Secondo quanto riportato da Bloomberg, delle 110 società dell’indice Standard & Poor 500 che hanno riportato utili nel terzo trimestre, il 37% ha discusso o risposto esplicitamente a domande sulle tariffe statunitensi. Nel rapporto si legge che il terzo trimestre è stato il “primo vero indicatore di quanto le politiche protezionistiche della Casa Bianca abbiano influenzato i profitti”.
Secondo diverse società, sono stati trasferiti a rivenditori o clienti maggiori costi di input provocati dalle tariffe della Section 232 su acciaio e alluminio, assieme alle tariffe di ritorsione di Canada, Messico e UE, e a dazi su un numero sempre crescente di prodotti cinesi. Tuttavia, molte società hanno assorbito i costi o li hanno ridotti altrove.
Andrew Bonfield, amministratore delegato di Caterpillar, ha dichiarato che i costi dei materiali sono aumentati del 2% sui più alti prezzi dell’acciaio. John Olin, direttore finanziario di Harley Davidson, ha affermato che la società prevede un aumento dei costi derivanti dai dazi di circa 43-48 milioni su tutto il 2018. Michael McGarry, amministratore delegato di United Technologies, ha sottolineato che le tariffe, quando si riversano sui consumatori in una forma o nell'altra, costituiscono “semplicemente una tassa sul consumatore concepita in un altro modo”.

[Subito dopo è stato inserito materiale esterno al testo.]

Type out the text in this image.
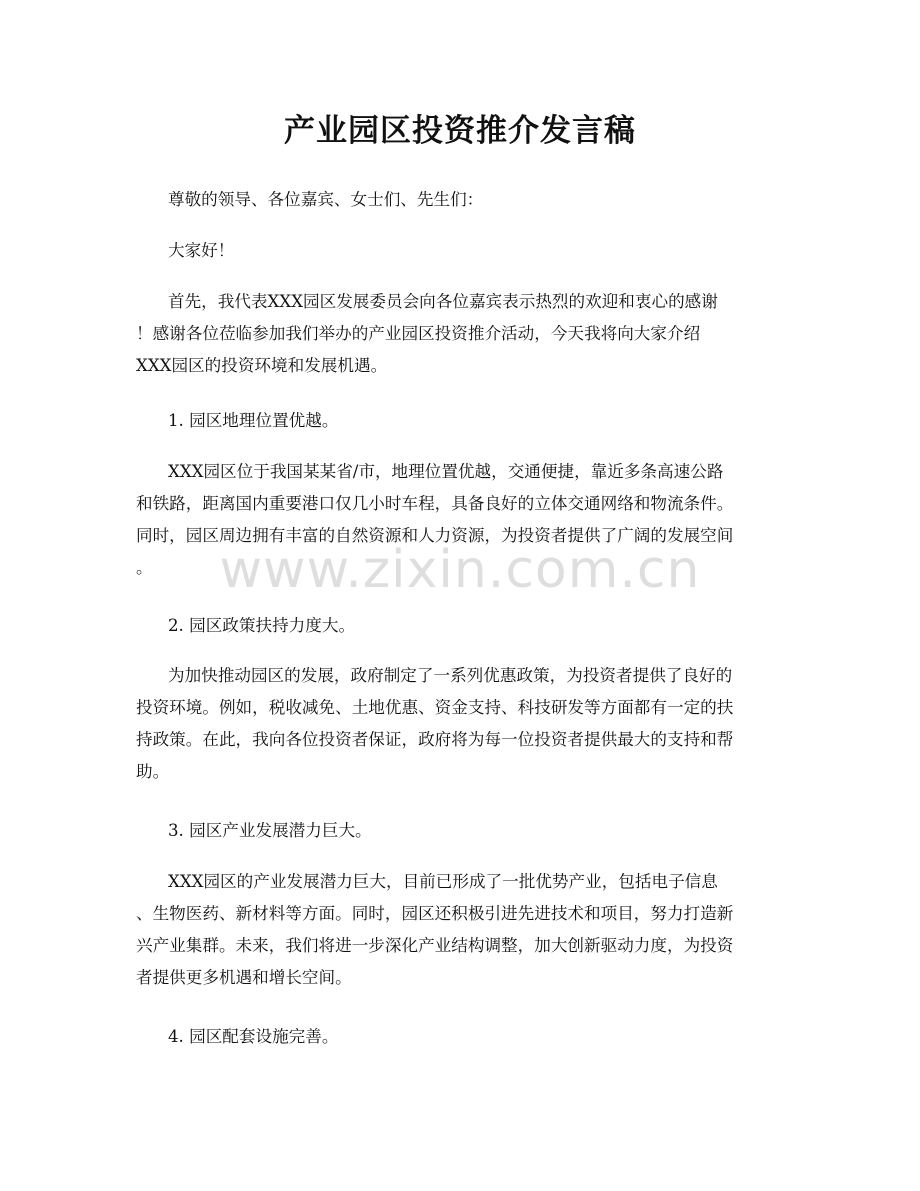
产业园区投资推介发言稿
尊敬的领导、各位嘉宾、女士们、先生们：
大家好！
首先，我代表XXX园区发展委员会向各位嘉宾表示热烈的欢迎和衷心的感谢
！感谢各位莅临参加我们举办的产业园区投资推介活动，今天我将向大家介绍
XXX园区的投资环境和发展机遇。
1. 园区地理位置优越。
XXX园区位于我国某某省/市，地理位置优越，交通便捷，靠近多条高速公路
和铁路，距离国内重要港口仅几小时车程，具备良好的立体交通网络和物流条件。
同时，园区周边拥有丰富的自然资源和人力资源，为投资者提供了广阔的发展空间
。	www.zixin.com.cn
2. 园区政策扶持力度大。
为加快推动园区的发展，政府制定了一系列优惠政策，为投资者提供了良好的
投资环境。例如，税收减免、土地优惠、资金支持、科技研发等方面都有一定的扶
持政策。在此，我向各位投资者保证，政府将为每一位投资者提供最大的支持和帮
助。
3. 园区产业发展潜力巨大。
XXX园区的产业发展潜力巨大，目前已形成了一批优势产业，包括电子信息
、生物医药、新材料等方面。同时，园区还积极引进先进技术和项目，努力打造新
兴产业集群。未来，我们将进一步深化产业结构调整，加大创新驱动力度，为投资
者提供更多机遇和增长空间。
4. 园区配套设施完善。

Sebbene diverse società sostengano di essere state danneggiate dai dazi, tra queste non figurano produttori siderurgici. John Ferriola, amministratore delegato di Nucor, ha dichiarato che l’intera industria siderurgica statunitense sta traendo benefici dalle tariffe, poiché esse hanno diminuito le “importazioni sleali” e hanno fornito una “leva per portare altri paesi a negoziare accordi commerciali migliori per gli Stati Uniti”.